Malgré toute sa malice et son initiative plutôt futée, Amour et amnésie ne mérite pas beaucoup d'égards. En raison de son manque d'imagination autant que de l'humour très beauf et régressif, c'est un produit extrêmement vulgaire. Le manque de recul ne concerne pas simplement le scénario mais des aspects aussi lourds que la cohérence de Sandler avec son personnage : s'il n'y a pas de mal à se faire du bien, présenter Sandler en tombeur quasi surnaturel est un genre d'audace plus aberrant que visionnaire. Quelques vannes cinglantes traînent, le fuck final d'une obèse hawaïenne, une nympho folklorique (passage de Missi Pyle), puis surtout du gras bedonnant, ennuyeux avant tout.

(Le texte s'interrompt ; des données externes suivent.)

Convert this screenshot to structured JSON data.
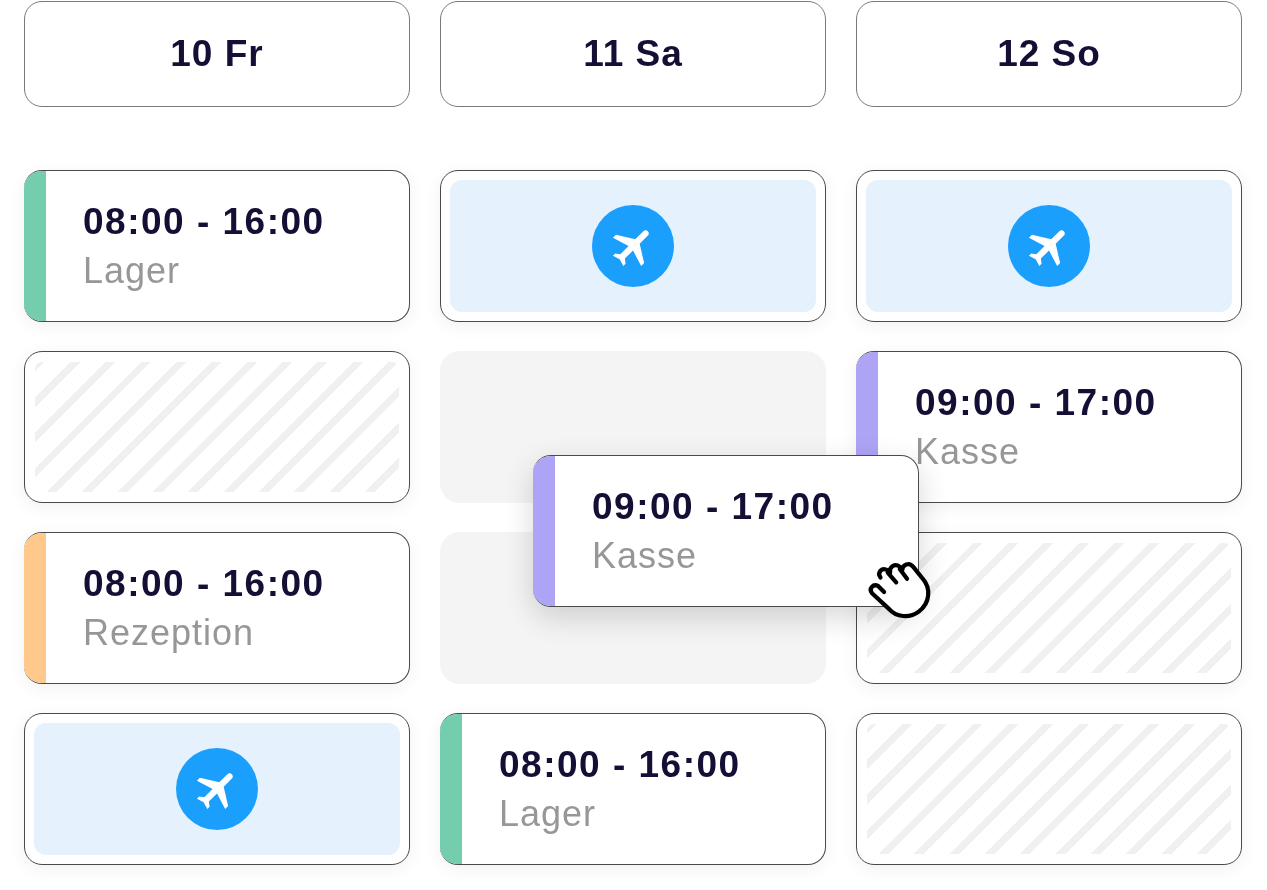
{
  "days": [
    {
      "label": "10 Fr"
    },
    {
      "label": "11 Sa"
    },
    {
      "label": "12 So"
    }
  ],
  "rows": [
    {
      "cells": [
        {
          "kind": "shift",
          "time": "08:00 - 16:00",
          "label": "Lager",
          "color": "#74cdac"
        },
        {
          "kind": "vacation"
        },
        {
          "kind": "vacation"
        }
      ]
    },
    {
      "cells": [
        {
          "kind": "unavailable"
        },
        {
          "kind": "empty"
        },
        {
          "kind": "shift",
          "time": "09:00 - 17:00",
          "label": "Kasse",
          "color": "#ada4f5"
        }
      ]
    },
    {
      "cells": [
        {
          "kind": "shift",
          "time": "08:00 - 16:00",
          "label": "Rezeption",
          "color": "#ffc98c"
        },
        {
          "kind": "empty"
        },
        {
          "kind": "unavailable"
        }
      ]
    },
    {
      "cells": [
        {
          "kind": "vacation"
        },
        {
          "kind": "shift",
          "time": "08:00 - 16:00",
          "label": "Lager",
          "color": "#74cdac"
        },
        {
          "kind": "unavailable"
        }
      ]
    }
  ],
  "dragged_shift": {
    "kind": "shift",
    "time": "09:00 - 17:00",
    "label": "Kasse",
    "color": "#ada4f5"
  }
}
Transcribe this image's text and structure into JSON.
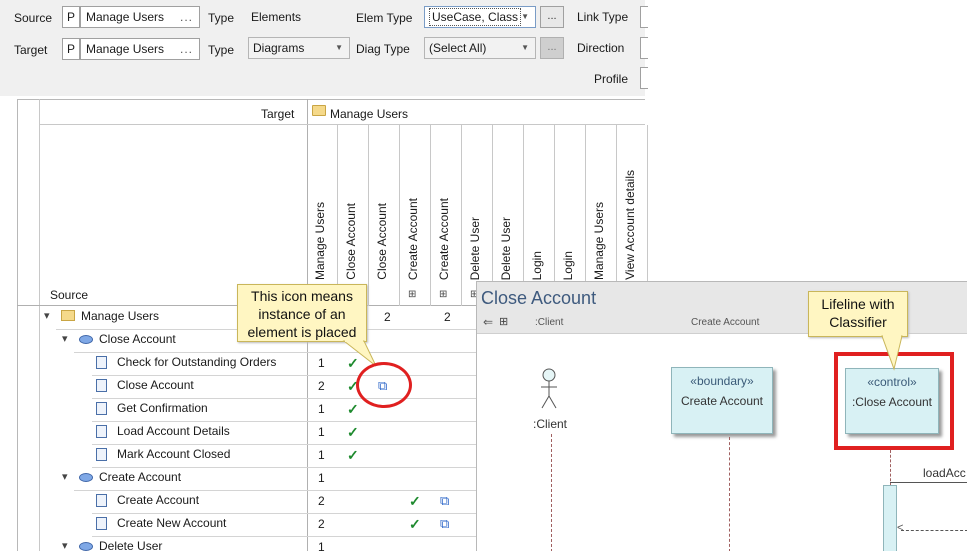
{
  "filter": {
    "source_label": "Source",
    "target_label": "Target",
    "source_package_badge": "P",
    "target_package_badge": "P",
    "source_value": "Manage Users",
    "target_value": "Manage Users",
    "ellipsis": "...",
    "type_label": "Type",
    "source_type": "Elements",
    "target_type": "Diagrams",
    "elem_type_label": "Elem Type",
    "elem_type_value": "UseCase, Class",
    "diag_type_label": "Diag Type",
    "diag_type_value": "(Select All)",
    "link_type_label": "Link Type",
    "direction_label": "Direction",
    "profile_label": "Profile"
  },
  "matrix": {
    "target_label": "Target",
    "target_package": "Manage Users",
    "source_label": "Source",
    "columns": [
      {
        "label": "Manage Users",
        "icon": ""
      },
      {
        "label": "Close Account",
        "icon": ""
      },
      {
        "label": "Close Account",
        "icon": ""
      },
      {
        "label": "Create Account",
        "icon": "sequence-diagram-icon"
      },
      {
        "label": "Create Account",
        "icon": "sequence-diagram-icon"
      },
      {
        "label": "Delete User",
        "icon": "sequence-diagram-icon"
      },
      {
        "label": "Delete User",
        "icon": ""
      },
      {
        "label": "Login",
        "icon": ""
      },
      {
        "label": "Login",
        "icon": ""
      },
      {
        "label": "Manage Users",
        "icon": ""
      },
      {
        "label": "View Account details",
        "icon": ""
      }
    ],
    "header_counts": [
      "2",
      "2"
    ],
    "rows": [
      {
        "label": "Manage Users",
        "kind": "package",
        "count": ""
      },
      {
        "label": "Close Account",
        "kind": "usecase",
        "count": ""
      },
      {
        "label": "Check for Outstanding Orders",
        "kind": "requirement",
        "count": "1"
      },
      {
        "label": "Close Account",
        "kind": "requirement",
        "count": "2"
      },
      {
        "label": "Get Confirmation",
        "kind": "requirement",
        "count": "1"
      },
      {
        "label": "Load Account Details",
        "kind": "requirement",
        "count": "1"
      },
      {
        "label": "Mark Account Closed",
        "kind": "requirement",
        "count": "1"
      },
      {
        "label": "Create Account",
        "kind": "usecase",
        "count": "1"
      },
      {
        "label": "Create Account",
        "kind": "requirement",
        "count": "2"
      },
      {
        "label": "Create New Account",
        "kind": "requirement",
        "count": "2"
      },
      {
        "label": "Delete User",
        "kind": "usecase",
        "count": "1"
      }
    ],
    "check_glyph": "✓",
    "instance_glyph": "⧉"
  },
  "diagram": {
    "title": "Close Account",
    "header_client": ":Client",
    "header_create_account": "Create Account",
    "actor_name": ":Client",
    "boundary_stereotype": "«boundary»",
    "boundary_name": "Create Account",
    "control_stereotype": "«control»",
    "control_name": ":Close Account",
    "message_label": "loadAcc"
  },
  "callouts": {
    "instance_note": "This icon means instance of an element is placed",
    "lifeline_note": "Lifeline with Classifier"
  },
  "colors": {
    "check": "#1e8a2e",
    "highlight_red": "#e02020",
    "callout_bg": "#fff6c2",
    "lifeline_fill": "#d8f1f4"
  }
}
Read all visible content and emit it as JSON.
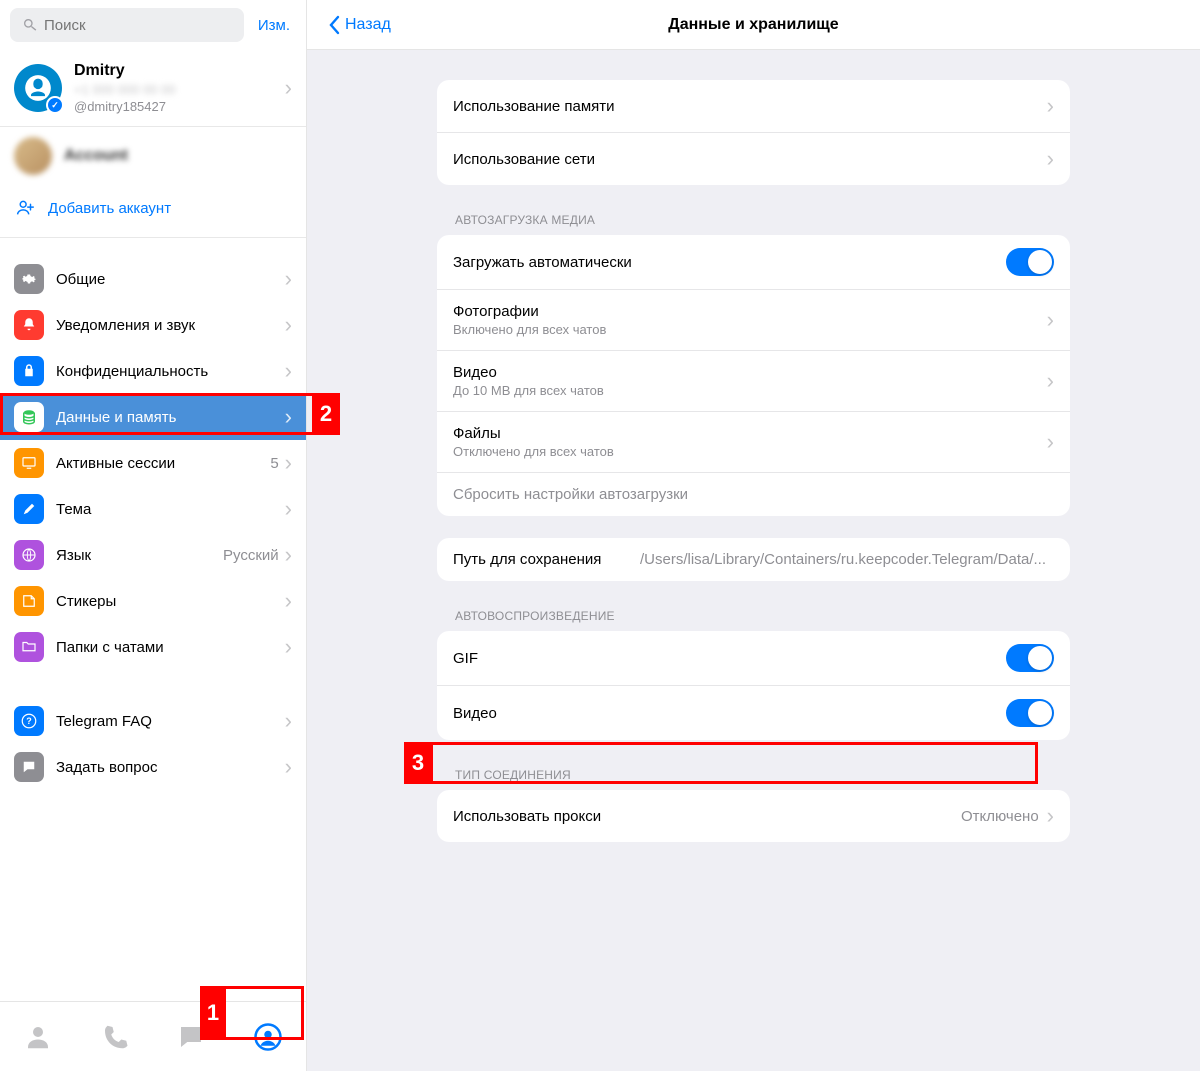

Par ailleurs l'intrigue piétine et les bases ancrées dans la bouffonnerie enterrent régulièrement toute éventualité d'épanouissement sérieux. Il y aura une mutation profonde vers le sentimental, mais sans l'achèvement ou la relative complexité de L'amour extra large par exemple. Ici les élans restent modestes et assujettis au gadget ; le rythme ne faiblit pas et des alternatives sont esquissées, mais aucune dynamique ne se dégage vraiment. De leur côté les gags se tassent, il y a très vite davantage de running gag que de nouveautés ; c'est de l'humour tombant, égayant avec tiédeur une romance balourde. Les acteurs sont bons, surtout Barrymore.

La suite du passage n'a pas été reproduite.